Open the Regions image in Illustrator, use the pen tool and trace a path for each region area. Click each path, from menu Window->Attributes, set “image map” to “polygon”, and “URL” an identification you want, e.g. “#R7”. Then from menu File->Save for Web and Devices, save the image map as web html file. Open the html file in a text editor, there you can find a list of control points for each path identification (URL).

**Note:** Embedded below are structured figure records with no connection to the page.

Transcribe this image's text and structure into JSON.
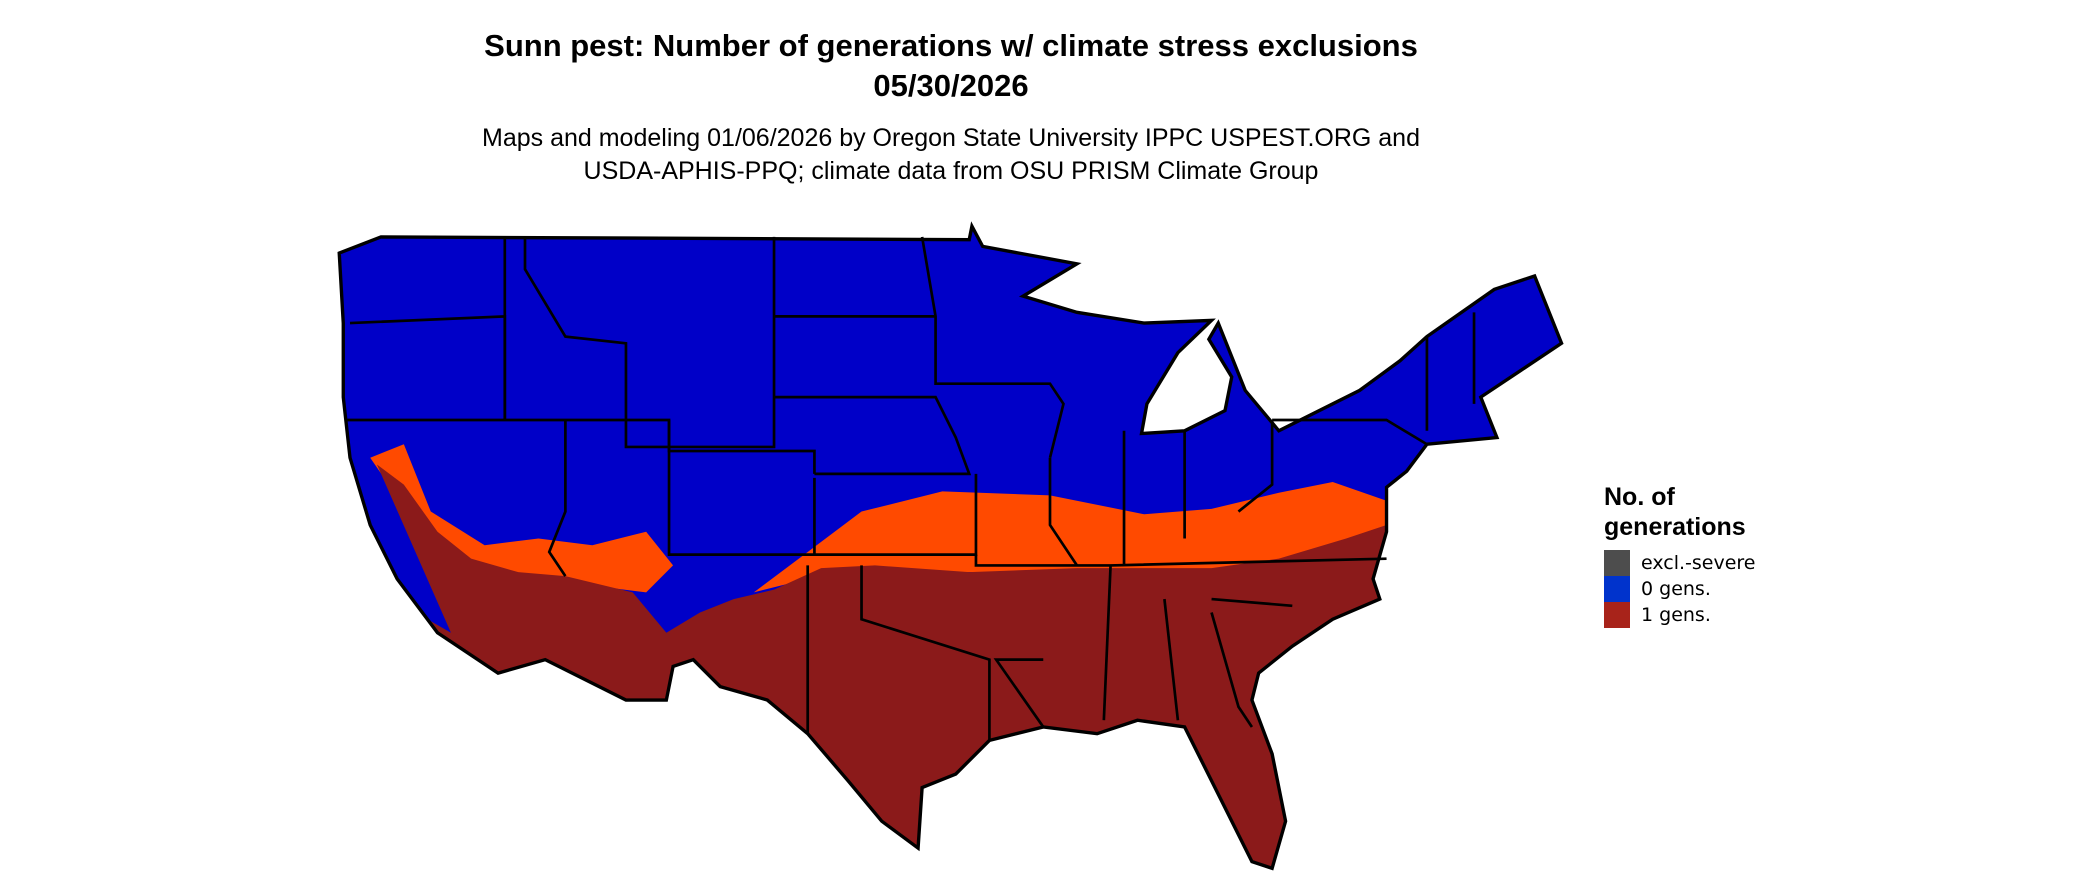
{
  "title": {
    "line1": "Sunn pest: Number of generations w/ climate stress exclusions",
    "line2": "05/30/2026"
  },
  "subtitle": {
    "line1": "Maps and modeling 01/06/2026 by Oregon State University IPPC USPEST.ORG and",
    "line2": "USDA-APHIS-PPQ; climate data from OSU PRISM Climate Group"
  },
  "legend": {
    "title_line1": "No. of",
    "title_line2": "generations",
    "items": [
      {
        "label": "excl.-severe",
        "color": "#4d4d4d"
      },
      {
        "label": "0 gens.",
        "color": "#0033cc"
      },
      {
        "label": "1 gens.",
        "color": "#a8231a"
      }
    ]
  },
  "map_colors": {
    "zero_gens": "#0000c8",
    "one_gen": "#8b1a1a",
    "partial": "#ff4a00",
    "borders": "#000000"
  }
}
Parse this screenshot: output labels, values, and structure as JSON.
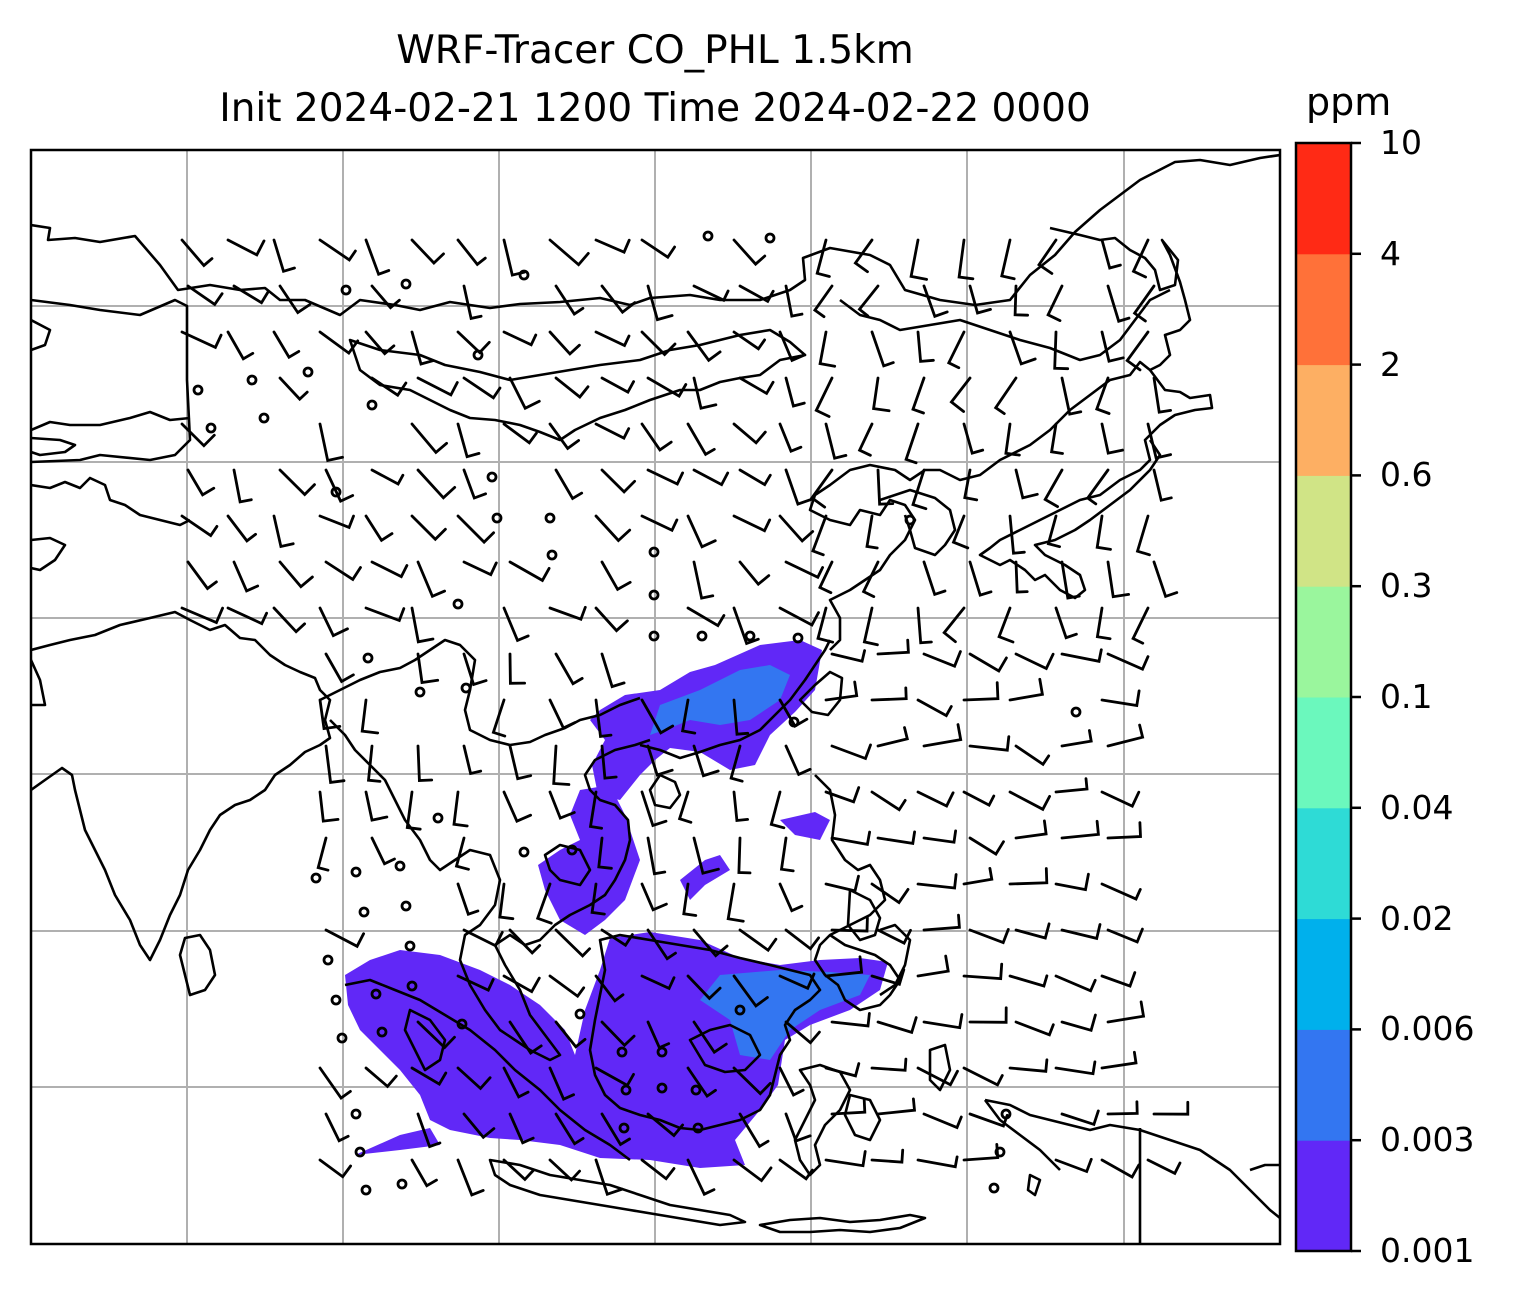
{
  "title_line1": "WRF-Tracer CO_PHL 1.5km",
  "title_line2": "Init 2024-02-21 1200 Time 2024-02-22 0000",
  "colorbar": {
    "unit": "ppm",
    "levels": [
      "0.001",
      "0.003",
      "0.006",
      "0.02",
      "0.04",
      "0.1",
      "0.3",
      "0.6",
      "2",
      "4",
      "10"
    ],
    "colors": [
      "#6128f7",
      "#3376f1",
      "#00b0ec",
      "#2edbd6",
      "#6bf8bd",
      "#9af69d",
      "#d0e486",
      "#fdaf63",
      "#ff7139",
      "#ff2a15"
    ]
  },
  "plume_colors": {
    "low": "#6128f7",
    "mid": "#3376f1"
  }
}
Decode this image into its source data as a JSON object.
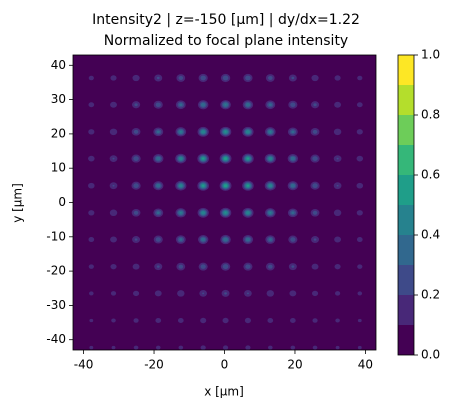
{
  "chart_data": {
    "type": "contour",
    "title": [
      "Intensity2 | z=-150 [μm] | dy/dx=1.22",
      "Normalized to focal plane intensity"
    ],
    "xlabel": "x [μm]",
    "ylabel": "y [μm]",
    "xlim": [
      -43,
      43
    ],
    "ylim": [
      -43,
      43
    ],
    "xticks": [
      -40,
      -20,
      0,
      20,
      40
    ],
    "yticks": [
      -40,
      -30,
      -20,
      -10,
      0,
      10,
      20,
      30,
      40
    ],
    "x": [
      -37.8,
      -31.5,
      -25.1,
      -18.8,
      -12.4,
      -6.05,
      0.3,
      6.65,
      13,
      19.4,
      25.7,
      32.1,
      38.4
    ],
    "y": [
      36.3,
      28.5,
      20.6,
      12.8,
      4.9,
      -3.0,
      -10.8,
      -18.7,
      -26.5,
      -34.4,
      -42.3
    ],
    "z": [
      [
        0.14,
        0.16,
        0.19,
        0.22,
        0.26,
        0.29,
        0.3,
        0.29,
        0.26,
        0.22,
        0.19,
        0.16,
        0.14
      ],
      [
        0.15,
        0.18,
        0.23,
        0.28,
        0.34,
        0.39,
        0.41,
        0.39,
        0.34,
        0.28,
        0.23,
        0.18,
        0.15
      ],
      [
        0.16,
        0.2,
        0.26,
        0.34,
        0.42,
        0.49,
        0.51,
        0.49,
        0.42,
        0.34,
        0.26,
        0.2,
        0.16
      ],
      [
        0.17,
        0.21,
        0.29,
        0.38,
        0.47,
        0.54,
        0.57,
        0.54,
        0.47,
        0.38,
        0.29,
        0.21,
        0.17
      ],
      [
        0.17,
        0.21,
        0.29,
        0.38,
        0.47,
        0.54,
        0.57,
        0.54,
        0.47,
        0.38,
        0.29,
        0.21,
        0.17
      ],
      [
        0.16,
        0.2,
        0.26,
        0.34,
        0.42,
        0.48,
        0.51,
        0.48,
        0.42,
        0.34,
        0.26,
        0.2,
        0.16
      ],
      [
        0.15,
        0.18,
        0.22,
        0.28,
        0.34,
        0.38,
        0.4,
        0.38,
        0.34,
        0.28,
        0.22,
        0.18,
        0.15
      ],
      [
        0.14,
        0.16,
        0.18,
        0.22,
        0.26,
        0.28,
        0.3,
        0.28,
        0.26,
        0.22,
        0.18,
        0.16,
        0.14
      ],
      [
        0.13,
        0.14,
        0.16,
        0.18,
        0.2,
        0.21,
        0.22,
        0.21,
        0.2,
        0.18,
        0.16,
        0.14,
        0.13
      ],
      [
        0.12,
        0.13,
        0.14,
        0.15,
        0.15,
        0.16,
        0.16,
        0.16,
        0.15,
        0.15,
        0.14,
        0.13,
        0.12
      ],
      [
        0.12,
        0.12,
        0.13,
        0.13,
        0.13,
        0.14,
        0.14,
        0.14,
        0.13,
        0.13,
        0.13,
        0.12,
        0.12
      ]
    ],
    "levels": [
      0,
      0.1,
      0.2,
      0.3,
      0.4,
      0.5,
      0.6,
      0.7,
      0.8,
      0.9,
      1.0
    ],
    "colors": [
      "#440154",
      "#482878",
      "#3e4a89",
      "#31688e",
      "#26828e",
      "#1f9e89",
      "#35b779",
      "#6dcd59",
      "#b4de2c",
      "#fde725"
    ],
    "colorbar_ticks": [
      {
        "value": 0,
        "label": "0.0"
      },
      {
        "value": 0.2,
        "label": "0.2"
      },
      {
        "value": 0.4,
        "label": "0.4"
      },
      {
        "value": 0.6,
        "label": "0.6"
      },
      {
        "value": 0.8,
        "label": "0.8"
      },
      {
        "value": 1.0,
        "label": "1.0"
      }
    ]
  }
}
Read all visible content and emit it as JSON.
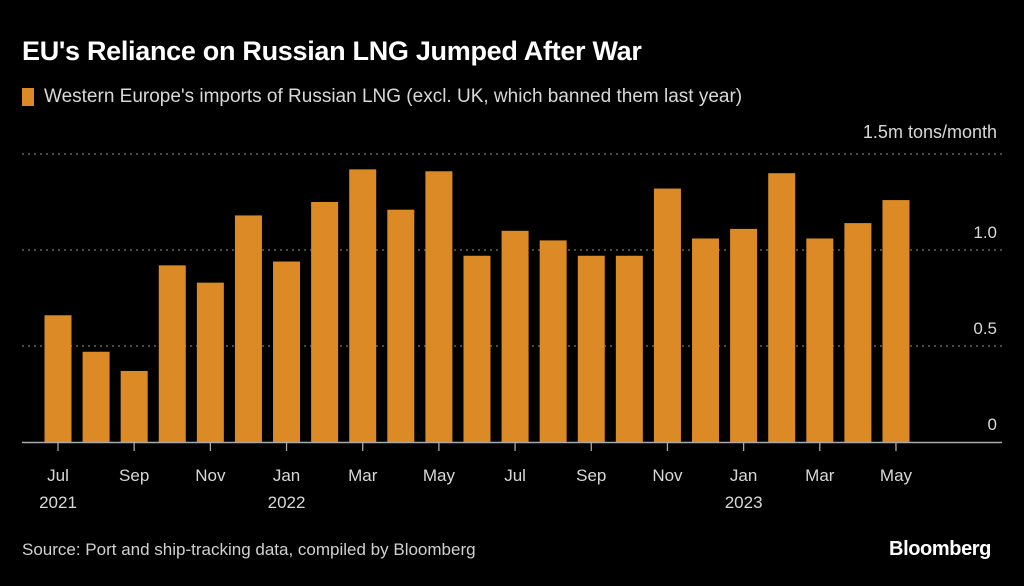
{
  "title": "EU's Reliance on Russian LNG Jumped After War",
  "legend_label": "Western Europe's imports of Russian LNG (excl. UK, which banned them last year)",
  "unit_label": "1.5m tons/month",
  "source": "Source: Port and ship-tracking data, compiled by Bloomberg",
  "brand": "Bloomberg",
  "colors": {
    "bar": "#dc8a25",
    "background": "#000000",
    "grid": "#777777",
    "axis": "#aaaaaa"
  },
  "chart_data": {
    "type": "bar",
    "title": "EU's Reliance on Russian LNG Jumped After War",
    "xlabel": "",
    "ylabel": "m tons/month",
    "ylim": [
      0,
      1.5
    ],
    "yticks": [
      0,
      0.5,
      1.0,
      1.5
    ],
    "ytick_labels": [
      "0",
      "0.5",
      "1.0",
      "1.5m tons/month"
    ],
    "grid": true,
    "legend": "top-left",
    "categories": [
      "Jul 2021",
      "Aug 2021",
      "Sep 2021",
      "Oct 2021",
      "Nov 2021",
      "Dec 2021",
      "Jan 2022",
      "Feb 2022",
      "Mar 2022",
      "Apr 2022",
      "May 2022",
      "Jun 2022",
      "Jul 2022",
      "Aug 2022",
      "Sep 2022",
      "Oct 2022",
      "Nov 2022",
      "Dec 2022",
      "Jan 2023",
      "Feb 2023",
      "Mar 2023",
      "Apr 2023",
      "May 2023"
    ],
    "series": [
      {
        "name": "Western Europe's imports of Russian LNG (excl. UK, which banned them last year)",
        "values": [
          0.66,
          0.47,
          0.37,
          0.92,
          0.83,
          1.18,
          0.94,
          1.25,
          1.42,
          1.21,
          1.41,
          0.97,
          1.1,
          1.05,
          0.97,
          0.97,
          1.32,
          1.06,
          1.11,
          1.4,
          1.06,
          1.14,
          1.26
        ]
      }
    ],
    "x_tick_labels": [
      {
        "index": 0,
        "month": "Jul",
        "year": "2021"
      },
      {
        "index": 2,
        "month": "Sep",
        "year": ""
      },
      {
        "index": 4,
        "month": "Nov",
        "year": ""
      },
      {
        "index": 6,
        "month": "Jan",
        "year": "2022"
      },
      {
        "index": 8,
        "month": "Mar",
        "year": ""
      },
      {
        "index": 10,
        "month": "May",
        "year": ""
      },
      {
        "index": 12,
        "month": "Jul",
        "year": ""
      },
      {
        "index": 14,
        "month": "Sep",
        "year": ""
      },
      {
        "index": 16,
        "month": "Nov",
        "year": ""
      },
      {
        "index": 18,
        "month": "Jan",
        "year": "2023"
      },
      {
        "index": 20,
        "month": "Mar",
        "year": ""
      },
      {
        "index": 22,
        "month": "May",
        "year": ""
      }
    ]
  }
}
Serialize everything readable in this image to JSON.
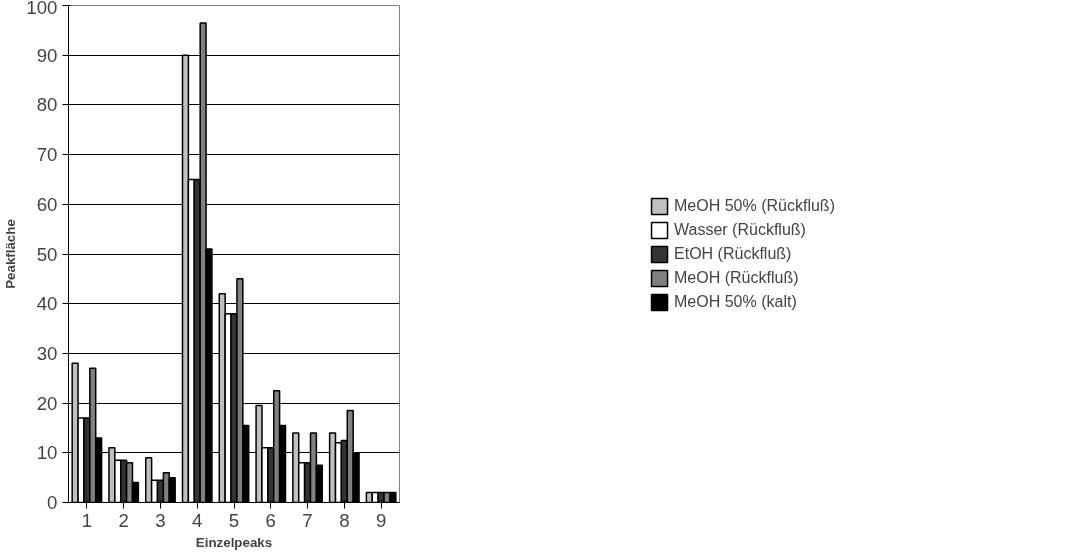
{
  "chart_data": {
    "type": "bar",
    "xlabel": "Einzelpeaks",
    "ylabel": "Peakfläche",
    "categories": [
      "1",
      "2",
      "3",
      "4",
      "5",
      "6",
      "7",
      "8",
      "9"
    ],
    "series": [
      {
        "name": "MeOH 50% (Rückfluß)",
        "color": "#c0c0c0",
        "values": [
          28,
          11,
          9,
          90,
          42,
          19.5,
          14,
          14,
          2
        ]
      },
      {
        "name": "Wasser (Rückfluß)",
        "color": "#ffffff",
        "values": [
          17,
          8.5,
          4.5,
          65,
          38,
          11,
          8,
          12,
          2
        ]
      },
      {
        "name": "EtOH (Rückfluß)",
        "color": "#333333",
        "values": [
          17,
          8.5,
          4.5,
          65,
          38,
          11,
          8,
          12.5,
          2
        ]
      },
      {
        "name": "MeOH (Rückfluß)",
        "color": "#808080",
        "values": [
          27,
          8,
          6,
          96.5,
          45,
          22.5,
          14,
          18.5,
          2
        ]
      },
      {
        "name": "MeOH 50% (kalt)",
        "color": "#000000",
        "values": [
          13,
          4,
          5,
          51,
          15.5,
          15.5,
          7.5,
          10,
          2
        ]
      }
    ],
    "ylim": [
      0,
      100
    ],
    "yticks": [
      0,
      10,
      20,
      30,
      40,
      50,
      60,
      70,
      80,
      90,
      100
    ],
    "grid": "y",
    "legend": "right"
  }
}
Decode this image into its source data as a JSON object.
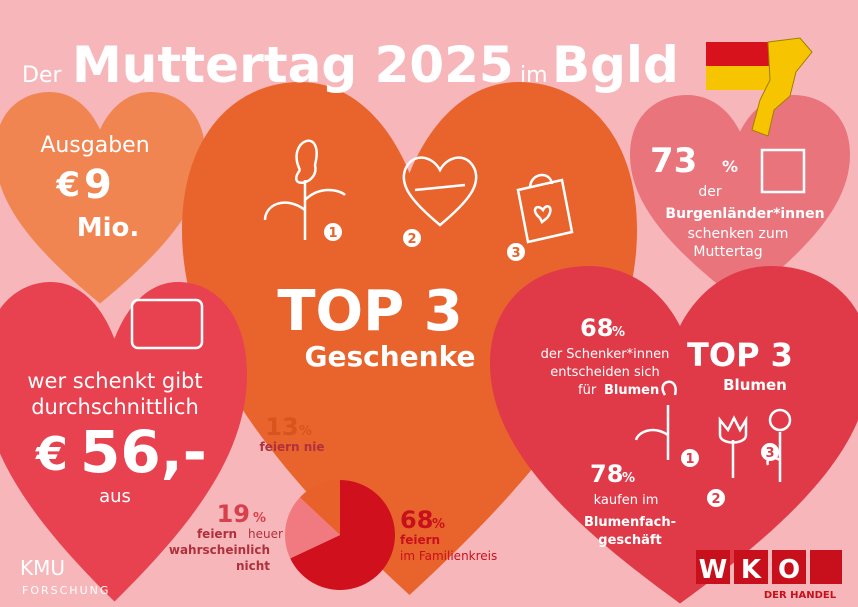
{
  "title": {
    "prefix": "Der",
    "main": "Muttertag 2025",
    "middle": "im",
    "region": "Bgld"
  },
  "spending": {
    "label": "Ausgaben",
    "currency": "€",
    "amount": "9",
    "unit": "Mio."
  },
  "top_gifts": {
    "title": "TOP 3",
    "subtitle": "Geschenke",
    "ranks": [
      "1",
      "2",
      "3"
    ]
  },
  "gifting": {
    "value": "73",
    "unit": "%",
    "lines": [
      "der",
      "Burgenländer*innen",
      "schenken zum",
      "Muttertag"
    ]
  },
  "average": {
    "lines": [
      "wer schenkt gibt",
      "durchschnittlich"
    ],
    "currency": "€",
    "amount": "56,-",
    "suffix": "aus"
  },
  "flowers": {
    "share": "68",
    "unit": "%",
    "share_lines": [
      "der Schenker*innen",
      "entscheiden sich",
      "für",
      "Blumen"
    ],
    "title": "TOP 3",
    "subtitle": "Blumen",
    "ranks": [
      "1",
      "2",
      "3"
    ],
    "shop": "78",
    "shop_lines": [
      "kaufen im",
      "Blumenfach-",
      "geschäft"
    ]
  },
  "chart_data": {
    "type": "pie",
    "unit": "%",
    "categories": [
      "feiern im Familienkreis",
      "feiern heuer wahrscheinlich nicht",
      "feiern nie"
    ],
    "label_lines": [
      [
        "feiern",
        "im Familienkreis"
      ],
      [
        "feiern",
        "heuer",
        "wahrscheinlich",
        "nicht"
      ],
      [
        "feiern nie"
      ]
    ],
    "values": [
      68,
      19,
      13
    ],
    "colors": [
      "#d0101c",
      "#f07a80",
      "#e8602a"
    ]
  },
  "logos": {
    "kmu": "KMU",
    "kmu_sub": "FORSCHUNG",
    "wko": [
      "W",
      "K",
      "O"
    ],
    "wko_sub": "DER HANDEL"
  }
}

Add the point list for each Region to your csv file, with incrementing PointOrder (start from 1)

file:	region_polygon.csv
columns:	X,Y,Region,PointOrder
X range:	0-668
Y range:	0-669

data join¶

Left join:	GP41_R13_with_cluster.csv (Sequence Name) with GP41_R13_couples_category.csv (c1id), data type: String
Inner join:	GP41_R13_with_cluster.csv (Region) with region_polygon.csv (Region), data type: Number (Whole)

Calculated fields in Tableau¶

coupleInCluster:
hasCouple:	NOTNULL([c2id])
coupleStatus:	IF hasCouple THEN “Couple” ELSE “NoCouple”
	Category==”IN”
coupleInClusterStatus:
	IF coupleInCluster THEN “IN” ELSE “OUT”

Worksheets and Dashboards:¶

Cluster tree map:
	color by “number of records”
Regions filled map:
	plot AVG(X) and AVG(Y), turn “Region” to dimension and set as detail. path by “PointOrder”, color by “number of records”. Also set map as background image.
Subtype Pie chart:
	color by “Subtype”, angle by “number of records”
Subtype bar chart:
	color by “Subtype”, size by “number of records”
hasCouple pie chart:
	color by “hasCouple”, angle by “number of records”
coupleInCluster pie chart:
	color by “coupleInCluster”, angle by “number of records”
dual axis charts:
	Donut chart of “hasCouple/Subtype” dual axis Donut chart of “coupleInCluster/Subtype” dual axis

Stories¶

Answer the questions:

What’s the most affected Region, and what’s the least?
Explore subType distribution among regions
For each cluster, do the subtype distribution change?
For each cluster, how many couples get into the same cluster?